Liputan6.com, Jakarta - Nyamuk sering menjadi gangguan dalam kehidupan sehari-hari banyak orang. Namun, KH Ahmad Bahauddin Nursalim atau Gus Baha memiliki pengalaman unik yang berbeda. Ia jarang digigit nyamuk, dan hal ini ternyata memiliki alasan yang menarik sekaligus penuh hikmah.
Dalam sebuah ceramah yang dikutip dari kanal YouTube @FilbeatStore, Gus Baha bercerita tentang percakapan dengan istrinya, Ning Winda.
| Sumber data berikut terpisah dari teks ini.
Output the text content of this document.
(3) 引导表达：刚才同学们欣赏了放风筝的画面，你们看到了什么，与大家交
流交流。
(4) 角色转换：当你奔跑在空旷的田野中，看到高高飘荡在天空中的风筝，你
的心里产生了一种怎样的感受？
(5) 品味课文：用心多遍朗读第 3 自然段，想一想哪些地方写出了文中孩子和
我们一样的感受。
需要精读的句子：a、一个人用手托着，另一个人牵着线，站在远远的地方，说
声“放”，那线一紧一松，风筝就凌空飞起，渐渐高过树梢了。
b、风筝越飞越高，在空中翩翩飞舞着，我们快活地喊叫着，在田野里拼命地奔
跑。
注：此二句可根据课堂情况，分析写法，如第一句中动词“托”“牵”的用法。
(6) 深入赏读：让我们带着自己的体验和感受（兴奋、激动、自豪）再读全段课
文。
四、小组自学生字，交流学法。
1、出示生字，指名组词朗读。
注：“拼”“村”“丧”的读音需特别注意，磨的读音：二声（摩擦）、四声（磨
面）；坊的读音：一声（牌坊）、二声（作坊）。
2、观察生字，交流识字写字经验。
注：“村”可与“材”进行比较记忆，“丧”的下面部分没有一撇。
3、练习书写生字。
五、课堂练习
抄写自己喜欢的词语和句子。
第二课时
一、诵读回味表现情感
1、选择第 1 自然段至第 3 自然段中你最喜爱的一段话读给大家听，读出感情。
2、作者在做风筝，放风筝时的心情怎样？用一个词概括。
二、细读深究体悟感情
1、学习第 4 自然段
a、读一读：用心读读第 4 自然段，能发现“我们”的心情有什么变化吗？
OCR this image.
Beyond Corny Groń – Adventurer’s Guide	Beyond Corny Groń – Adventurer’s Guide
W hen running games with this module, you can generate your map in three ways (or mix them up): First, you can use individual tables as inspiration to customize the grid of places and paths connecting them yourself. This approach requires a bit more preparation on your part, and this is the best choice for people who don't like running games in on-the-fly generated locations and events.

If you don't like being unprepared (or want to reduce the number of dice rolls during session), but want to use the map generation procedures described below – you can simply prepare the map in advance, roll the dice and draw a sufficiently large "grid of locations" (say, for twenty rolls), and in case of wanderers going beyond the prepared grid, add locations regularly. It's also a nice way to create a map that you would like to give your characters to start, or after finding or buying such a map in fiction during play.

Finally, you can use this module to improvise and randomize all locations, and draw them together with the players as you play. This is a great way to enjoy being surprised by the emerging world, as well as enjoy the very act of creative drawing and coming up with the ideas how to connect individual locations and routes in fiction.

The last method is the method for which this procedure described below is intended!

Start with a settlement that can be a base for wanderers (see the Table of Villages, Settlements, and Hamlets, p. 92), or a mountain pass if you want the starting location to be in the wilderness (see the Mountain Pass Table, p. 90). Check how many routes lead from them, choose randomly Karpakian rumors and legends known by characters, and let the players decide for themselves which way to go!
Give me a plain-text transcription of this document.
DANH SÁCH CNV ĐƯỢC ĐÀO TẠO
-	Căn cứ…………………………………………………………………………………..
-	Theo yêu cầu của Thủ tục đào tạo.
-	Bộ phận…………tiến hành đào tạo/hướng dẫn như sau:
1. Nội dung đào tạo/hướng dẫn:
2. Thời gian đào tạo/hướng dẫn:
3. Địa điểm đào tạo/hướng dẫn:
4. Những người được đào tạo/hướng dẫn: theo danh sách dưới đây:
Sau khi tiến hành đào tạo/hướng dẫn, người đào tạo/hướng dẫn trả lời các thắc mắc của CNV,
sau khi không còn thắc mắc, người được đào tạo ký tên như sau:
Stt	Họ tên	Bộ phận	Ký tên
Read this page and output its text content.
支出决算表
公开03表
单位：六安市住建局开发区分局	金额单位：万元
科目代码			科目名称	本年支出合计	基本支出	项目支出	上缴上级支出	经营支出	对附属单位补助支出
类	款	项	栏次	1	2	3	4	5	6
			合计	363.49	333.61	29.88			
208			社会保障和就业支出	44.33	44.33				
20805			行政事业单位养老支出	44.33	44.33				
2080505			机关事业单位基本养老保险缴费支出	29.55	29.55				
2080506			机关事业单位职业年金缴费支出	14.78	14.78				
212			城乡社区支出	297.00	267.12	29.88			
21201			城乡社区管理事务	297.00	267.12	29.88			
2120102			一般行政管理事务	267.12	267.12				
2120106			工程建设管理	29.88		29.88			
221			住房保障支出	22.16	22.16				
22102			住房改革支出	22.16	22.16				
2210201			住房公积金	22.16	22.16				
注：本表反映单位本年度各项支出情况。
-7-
“Istri saya itu sering protes. Kalau manggil saya juga ‘Gus’, karena orang Jawa Timur sering jagongan. Dia bilang, ‘Kenapa Gus jarang digigit nyamuk?’” ujar Gus Baha.
Advertisement
Menanggapi hal tersebut, Gus Baha menjelaskan dengan gaya santainya bahwa dirinya jarang digigit nyamuk karena telah memahami hikmah dari makhluk kecil tersebut. “Saya bilang, karena saya sudah tahu hikmahnya nyamuk. Jadi harusnya dia sudah ndak nyerang saya,” ungkapnya sambil tersenyum.
Hikmah yang dimaksud oleh Gus Baha adalah betapa luar biasanya ciptaan Allah, meski pada makhluk sekecil nyamuk. Ia mengungkapkan bahwa nyamuk memiliki sistem tubuh yang sangat kompleks dan sempurna. Hal ini menunjukkan kebesaran Allah yang tak terbatas.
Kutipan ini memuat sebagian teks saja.